The article in question[0] has the literal tag line:
> My AI Skeptic Friends Are All Nuts
how much saner is someone who isn't nuts to someone who is nuts? 10x saner? What do the specific numbers matter given you're not writing a paper?
You're enjoying the click bait benefits of using strong language and then acting offended when someone calls you out on it. Yes, maybe you didn't literally say "10x" but you said or quoted things in exactly that same ballpark and its worthy of a counter point like the OP has provided. They're both interesting articles with strong opinions that make the world a more interesting place so idk why you're trying to disown the strength with which you wrote your article.
I'm not complaining about "strong language", I'm saying: my post didn't say anything about "10x developers", and was just cited to me as the source of this post's claims about 10x'ing.

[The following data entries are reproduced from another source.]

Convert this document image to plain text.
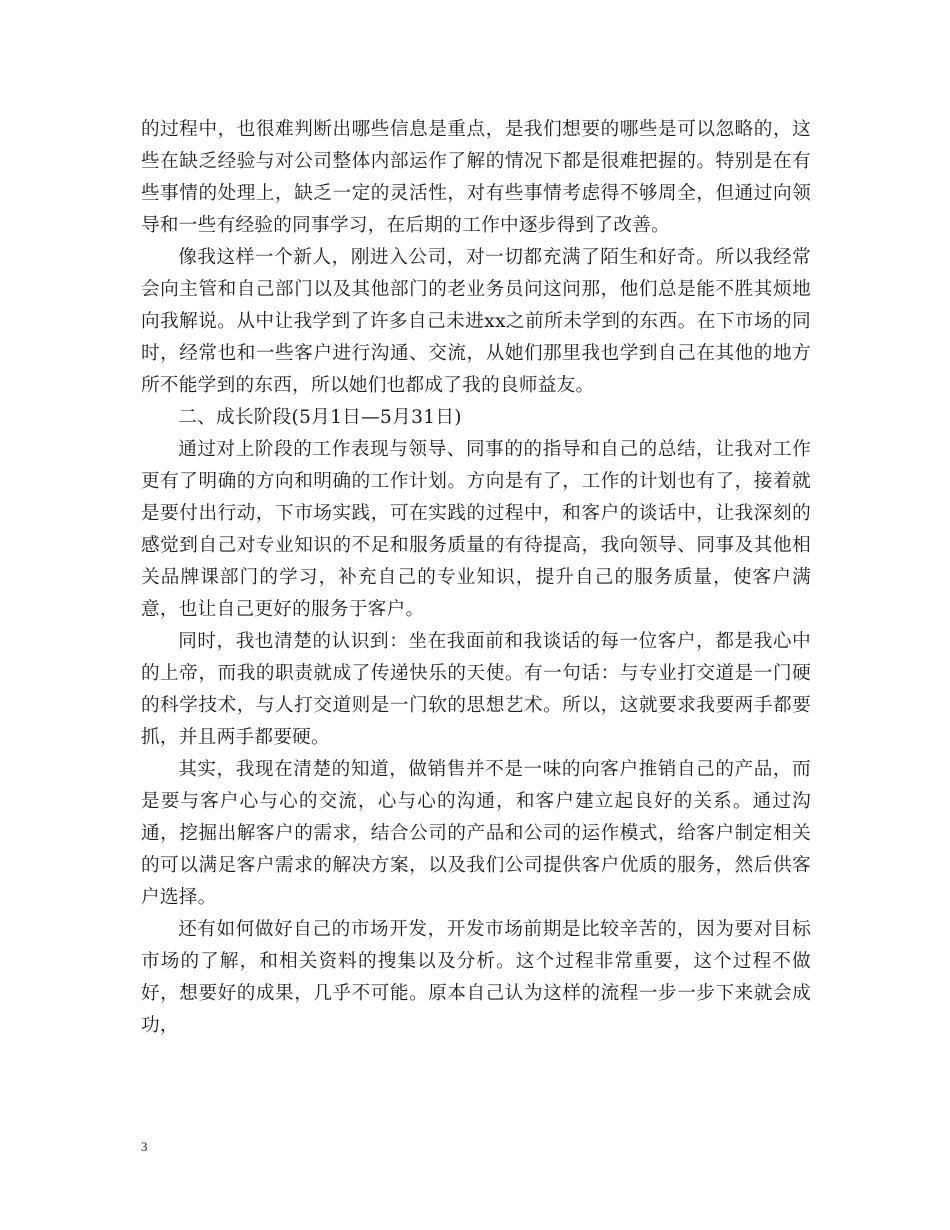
的过程中，也很难判断出哪些信息是重点，是我们想要的哪些是可以忽略的，这些在缺乏经验与对公司整体内部运作了解的情况下都是很难把握的。特别是在有些事情的处理上，缺乏一定的灵活性，对有些事情考虑得不够周全，但通过向领导和一些有经验的同事学习，在后期的工作中逐步得到了改善。

像我这样一个新人，刚进入公司，对一切都充满了陌生和好奇。所以我经常会向主管和自己部门以及其他部门的老业务员问这问那，他们总是能不胜其烦地向我解说。从中让我学到了许多自己未进xx之前所未学到的东西。在下市场的同时，经常也和一些客户进行沟通、交流，从她们那里我也学到自己在其他的地方所不能学到的东西，所以她们也都成了我的良师益友。

二、成长阶段(5月1日—5月31日)

通过对上阶段的工作表现与领导、同事的的指导和自己的总结，让我对工作更有了明确的方向和明确的工作计划。方向是有了，工作的计划也有了，接着就是要付出行动，下市场实践，可在实践的过程中，和客户的谈话中，让我深刻的感觉到自己对专业知识的不足和服务质量的有待提高，我向领导、同事及其他相关品牌课部门的学习，补充自己的专业知识，提升自己的服务质量，使客户满意，也让自己更好的服务于客户。

同时，我也清楚的认识到：坐在我面前和我谈话的每一位客户，都是我心中的上帝，而我的职责就成了传递快乐的天使。有一句话：与专业打交道是一门硬的科学技术，与人打交道则是一门软的思想艺术。所以，这就要求我要两手都要抓，并且两手都要硬。

其实，我现在清楚的知道，做销售并不是一味的向客户推销自己的产品，而是要与客户心与心的交流，心与心的沟通，和客户建立起良好的关系。通过沟通，挖掘出解客户的需求，结合公司的产品和公司的运作模式，给客户制定相关的可以满足客户需求的解决方案，以及我们公司提供客户优质的服务，然后供客户选择。

还有如何做好自己的市场开发，开发市场前期是比较辛苦的，因为要对目标市场的了解，和相关资料的搜集以及分析。这个过程非常重要，这个过程不做好，想要好的成果，几乎不可能。原本自己认为这样的流程一步一步下来就会成功，

3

I'm not offended at all. I'm saying: no, I'm not a valid cite for that idea. If the author wants to come back and say "10x developer", a term they used twenty five times in this piece, was just a rhetorical flourish, something they conjured up themselves in their head, that's great! That would resolve this small dispute neatly. Unfortunately: you can't speak for them.

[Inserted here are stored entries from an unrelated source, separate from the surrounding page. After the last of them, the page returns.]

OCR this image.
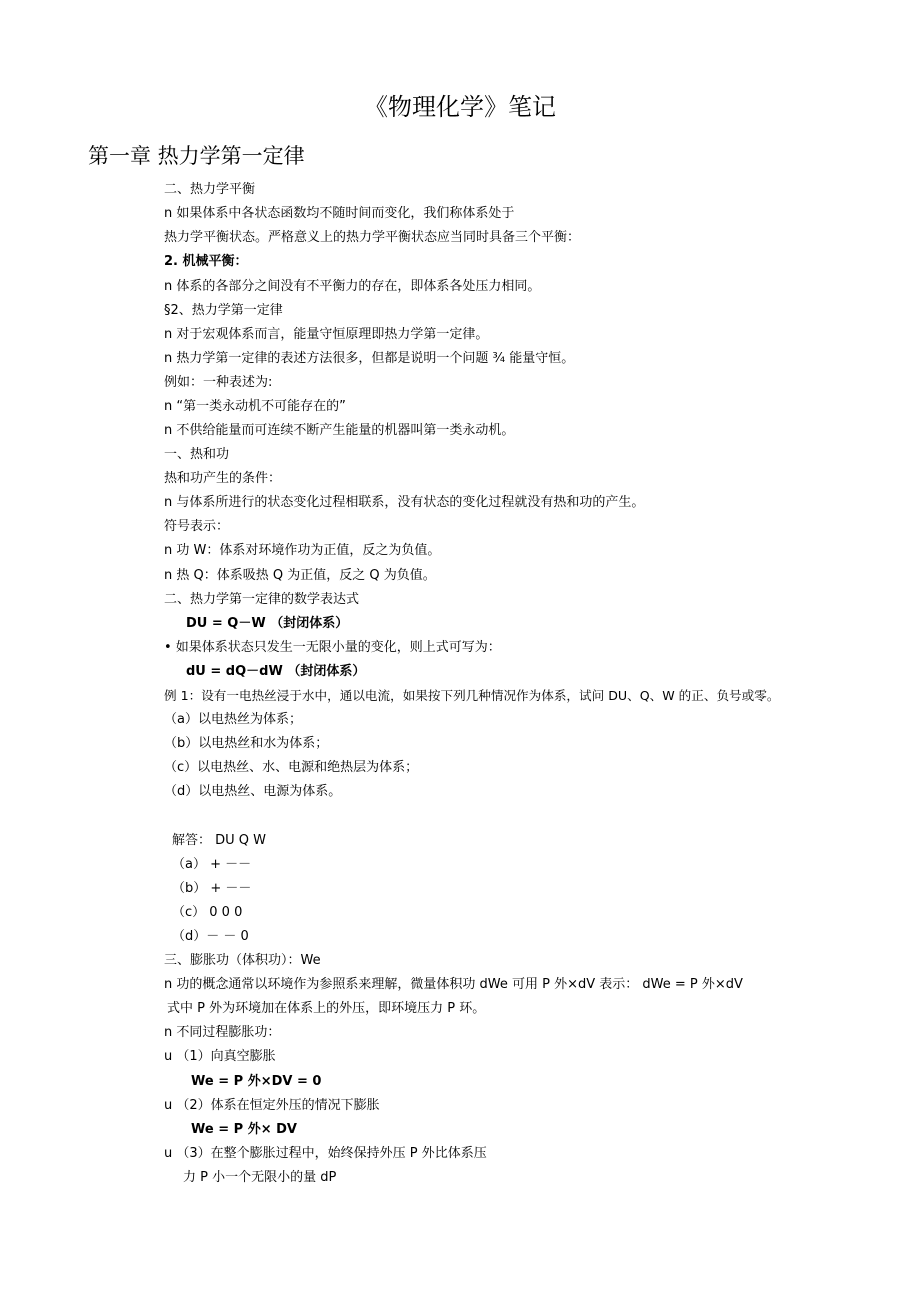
《物理化学》笔记
第一章 热力学第一定律
二、热力学平衡
n 如果体系中各状态函数均不随时间而变化，我们称体系处于
热力学平衡状态。严格意义上的热力学平衡状态应当同时具备三个平衡：
2. 机械平衡：
n 体系的各部分之间没有不平衡力的存在，即体系各处压力相同。
§2、热力学第一定律
n 对于宏观体系而言，能量守恒原理即热力学第一定律。
n 热力学第一定律的表述方法很多，但都是说明一个问题 ¾ 能量守恒。
例如：一种表述为:
n “第一类永动机不可能存在的”
n 不供给能量而可连续不断产生能量的机器叫第一类永动机。
一、热和功
热和功产生的条件：
n 与体系所进行的状态变化过程相联系，没有状态的变化过程就没有热和功的产生。
符号表示：
n 功 W：体系对环境作功为正值，反之为负值。
n 热 Q：体系吸热 Q 为正值，反之 Q 为负值。
二、热力学第一定律的数学表达式
DU = Q－W （封闭体系）
• 如果体系状态只发生一无限小量的变化，则上式可写为：
dU = dQ－dW （封闭体系）
例 1：设有一电热丝浸于水中，通以电流，如果按下列几种情况作为体系，试问 DU、Q、W 的正、负号或零。
（a）以电热丝为体系；
（b）以电热丝和水为体系；
（c）以电热丝、水、电源和绝热层为体系；
（d）以电热丝、电源为体系。
解答： DU Q W
（a） + －－
（b） + －－
（c） 0 0 0
（d）－ － 0
三、膨胀功（体积功）：We
n 功的概念通常以环境作为参照系来理解，微量体积功 dWe 可用 P 外×dV 表示： dWe = P 外×dV
式中 P 外为环境加在体系上的外压，即环境压力 P 环。
n 不同过程膨胀功：
u （1）向真空膨胀
We = P 外×DV = 0
u （2）体系在恒定外压的情况下膨胀
We = P 外× DV
u （3）在整个膨胀过程中，始终保持外压 P 外比体系压
力 P 小一个无限小的量 dP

10x is a meme in our industry that relates to developer productivity and I think it well reflects the sort of productivity gain that someone would be "nuts" to be skeptical about. You might not have specifically said "10x" but I imagine many people left your article believing that agentic AI is the "next 10x" productivity boost.
They used it 25 times in their piece and in your piece stated that being interested in "the craft" is something people should do in their own time from now on. Strongly implying, if not outright stating; that the processes and practices we've refined for the past 70 years of software engineering need to move aside for the next hotness that has only been out for 6 months. Sure you never said "10x", but to me it read entirely like you're doing the "10x" dance. It was a good article and it definitely has inspired me to check it out.
No. There's all sorts of software engineering craft that usually has no place on the job site; for instance, there's a huge amount of craft in learning pure-functional languages like Haskell, but nobody freaks out when their teams decide people can't randomly write Haskell code instead of the Python and Rust everyone else is writing. You're extrapolating because you're trying to defend your point, but the point you're trying to make is that I meant to communicate something in my own article that I not only never said, but also find repellant.
I distinctly did not say that. I said your article was one of the ones that made me feel anxious. And it's one of the ones that spurred me to write this article. I demonstrated how your language implies a massive productivity boost from AI. Does it not? Is this not the entire point of what you wrote? That engineers who aren't using AI are crazy (literally the title) because they are missing out on all this "rocket fuel" productivity? The difference between rocket fuel and standing still has to be a pretty big improvement.
The points I make here still apply, there is not some secret well of super-productivity sitting out in the open that luddites are just too grumpy to pick up and use. Those who feel they have gotten massive productivity boosts are being tricked by occasional, rare boosts in productivity.
You said you solved hallucinations, could you share some of how you did that?